Description
Why Binary Log-Loss (Cross-Entropy) metric is needed
Without a built-in log-loss, users who train probabilistic classifiers in ml_algo cannot:
- compare calibrated models on a common scale,
- reproduce competition leaderboards (e.g., Kaggle), or
- speak the same language as scikit-learn / LightGBM / CatBoost users.
All in-package classifiers (e.g., LogisticRegressor) optimise log-likelihood internally—so surfacing that very metric in MetricType neatly closes the loop between training and validation.
Reference stacks that ship the metric out-of-the-box: scikit-learn metrics.log_loss, LightGBM binary_logloss, CatBoost Logloss.
A common loss-function interface (for training) landed in v0.17.0, and the Metric layer (for evaluation) already lists Accuracy / Precision / Recall. Binary Log-Loss is the missing puzzle piece.
Proposed change
Public surface
// lib/src/metric/metric_type.dart
enum MetricType {
/* existing entries */
logLoss, // NEW – binary cross-entropy / log-loss
}
Reference implementation (evaluation-time metric)
import 'dart:math' as math;
import 'package:ml_algo/src/metric/metric.dart'; // adjust if path differs
/// Computes binary log-loss (cross-entropy) between `yTrue` and `yPred`.
///
/// * `yTrue` – iterable of 0/1 labels.
/// * `yPred` – iterable of probabilities in [0, 1].
class LogLossMetric implements Metric<int, double> {
/// Numerical cushion to avoid log(0). Mirrors scikit-learn’s default.
final double eps;
const LogLossMetric({this.eps = 1e-15});
double _clip(double p) =>
p < eps ? eps : (p > 1 - eps ? 1 - eps : p);
@override
double getScore(Iterable<int> yTrue, Iterable<double> yPred) {
if (yTrue.length != yPred.length) {
throw ArgumentError('yTrue (${yTrue.length}) and yPred '
'(${yPred.length}) lengths differ');
}
var sum = 0.0;
final itY = yTrue.iterator, itP = yPred.iterator;
while (itY.moveNext() && itP.moveNext()) {
final p = _clip(itP.current);
sum += itY.current == 1 ? -math.log(p) : -math.log(1 - p);
}
return sum / yTrue.length;
}
}
- One log() per sample → fastest scalar CPU route.
- ε-clip prevents −∞/NaN while adding negligible bias.
- Future SIMD implementation (via ml_linalg) can drop in without API churn.

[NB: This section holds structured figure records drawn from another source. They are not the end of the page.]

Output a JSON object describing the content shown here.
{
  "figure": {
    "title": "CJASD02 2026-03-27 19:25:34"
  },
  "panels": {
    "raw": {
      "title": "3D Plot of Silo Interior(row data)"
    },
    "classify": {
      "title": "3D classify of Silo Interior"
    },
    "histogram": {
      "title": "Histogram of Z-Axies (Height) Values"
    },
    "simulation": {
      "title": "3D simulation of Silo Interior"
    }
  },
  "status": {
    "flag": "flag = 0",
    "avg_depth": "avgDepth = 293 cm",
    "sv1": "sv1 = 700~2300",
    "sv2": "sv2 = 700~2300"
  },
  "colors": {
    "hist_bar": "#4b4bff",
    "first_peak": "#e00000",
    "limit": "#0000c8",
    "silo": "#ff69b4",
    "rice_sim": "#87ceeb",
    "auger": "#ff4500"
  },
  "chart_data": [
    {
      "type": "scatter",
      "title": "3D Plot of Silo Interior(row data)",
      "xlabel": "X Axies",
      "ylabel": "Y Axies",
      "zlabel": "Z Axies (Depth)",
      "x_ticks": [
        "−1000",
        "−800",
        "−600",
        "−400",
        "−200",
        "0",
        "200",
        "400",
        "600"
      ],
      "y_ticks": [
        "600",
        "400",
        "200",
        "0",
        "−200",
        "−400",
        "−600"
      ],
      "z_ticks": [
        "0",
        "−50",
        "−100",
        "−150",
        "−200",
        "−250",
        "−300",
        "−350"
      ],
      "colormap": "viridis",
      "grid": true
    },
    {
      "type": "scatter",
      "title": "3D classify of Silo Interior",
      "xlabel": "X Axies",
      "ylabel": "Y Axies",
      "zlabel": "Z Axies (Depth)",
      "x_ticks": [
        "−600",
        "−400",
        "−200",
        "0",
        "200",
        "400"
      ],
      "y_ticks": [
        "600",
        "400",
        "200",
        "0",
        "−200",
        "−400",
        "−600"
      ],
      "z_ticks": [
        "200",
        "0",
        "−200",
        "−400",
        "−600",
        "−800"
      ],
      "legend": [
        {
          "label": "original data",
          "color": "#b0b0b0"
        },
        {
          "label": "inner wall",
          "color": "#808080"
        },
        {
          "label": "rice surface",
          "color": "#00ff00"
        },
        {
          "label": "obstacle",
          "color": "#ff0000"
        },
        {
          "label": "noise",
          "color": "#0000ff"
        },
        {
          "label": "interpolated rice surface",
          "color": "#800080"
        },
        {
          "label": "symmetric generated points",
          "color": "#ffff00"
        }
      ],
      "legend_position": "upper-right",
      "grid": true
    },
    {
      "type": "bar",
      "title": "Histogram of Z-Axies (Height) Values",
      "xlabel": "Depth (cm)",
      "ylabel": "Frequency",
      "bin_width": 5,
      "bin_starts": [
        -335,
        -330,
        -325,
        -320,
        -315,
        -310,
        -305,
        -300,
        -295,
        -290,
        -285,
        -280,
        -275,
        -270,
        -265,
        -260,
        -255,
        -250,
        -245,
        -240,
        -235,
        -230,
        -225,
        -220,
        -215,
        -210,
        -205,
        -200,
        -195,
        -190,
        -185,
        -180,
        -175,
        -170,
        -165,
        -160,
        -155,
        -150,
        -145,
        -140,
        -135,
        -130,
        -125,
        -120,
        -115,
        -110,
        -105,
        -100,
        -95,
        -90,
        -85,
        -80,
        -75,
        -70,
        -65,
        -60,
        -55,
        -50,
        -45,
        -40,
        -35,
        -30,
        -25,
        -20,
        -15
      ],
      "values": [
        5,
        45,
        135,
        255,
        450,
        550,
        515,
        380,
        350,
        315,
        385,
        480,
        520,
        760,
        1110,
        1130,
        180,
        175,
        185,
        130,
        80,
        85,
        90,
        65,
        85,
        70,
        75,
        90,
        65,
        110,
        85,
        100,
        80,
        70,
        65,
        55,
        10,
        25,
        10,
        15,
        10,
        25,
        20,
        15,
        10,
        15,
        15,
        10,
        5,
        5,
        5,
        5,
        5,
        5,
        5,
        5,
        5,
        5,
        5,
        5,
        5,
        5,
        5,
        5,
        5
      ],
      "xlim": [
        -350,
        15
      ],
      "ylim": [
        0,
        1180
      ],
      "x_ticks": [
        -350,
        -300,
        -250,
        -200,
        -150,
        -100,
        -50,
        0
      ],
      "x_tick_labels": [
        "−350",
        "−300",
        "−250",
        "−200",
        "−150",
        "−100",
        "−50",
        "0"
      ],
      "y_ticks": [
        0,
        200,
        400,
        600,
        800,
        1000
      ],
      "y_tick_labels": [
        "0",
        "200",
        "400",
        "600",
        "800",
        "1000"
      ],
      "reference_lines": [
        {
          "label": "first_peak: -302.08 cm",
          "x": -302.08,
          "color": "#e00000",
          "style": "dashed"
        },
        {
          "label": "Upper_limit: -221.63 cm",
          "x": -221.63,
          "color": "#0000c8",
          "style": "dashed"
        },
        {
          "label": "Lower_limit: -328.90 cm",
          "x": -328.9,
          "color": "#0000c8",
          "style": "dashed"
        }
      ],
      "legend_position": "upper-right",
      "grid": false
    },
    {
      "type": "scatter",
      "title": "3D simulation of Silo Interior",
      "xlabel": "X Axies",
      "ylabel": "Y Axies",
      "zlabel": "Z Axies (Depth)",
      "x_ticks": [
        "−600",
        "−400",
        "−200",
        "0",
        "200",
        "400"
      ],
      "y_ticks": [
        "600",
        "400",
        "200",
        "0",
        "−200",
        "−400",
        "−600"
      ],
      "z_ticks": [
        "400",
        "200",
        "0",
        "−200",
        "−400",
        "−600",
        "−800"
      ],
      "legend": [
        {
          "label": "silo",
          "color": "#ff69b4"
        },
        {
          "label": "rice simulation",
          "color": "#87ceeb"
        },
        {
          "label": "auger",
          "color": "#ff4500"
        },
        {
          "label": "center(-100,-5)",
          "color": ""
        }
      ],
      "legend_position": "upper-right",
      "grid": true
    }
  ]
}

File destination: lib/src/metric/classification/log_loss_metric.dart (mirrors existing structure).
Training-time counterpart: if desired, a LogLossFunction can implement LossFunction under lib/src/loss/log_loss_function.dart, re-using the same clipping helper.
Developer experience
final loss = model.assess(testDf, MetricType.logLoss);
print('Hold-out log-loss: $loss');
Would a PR for this be welcome? Any other thoughts?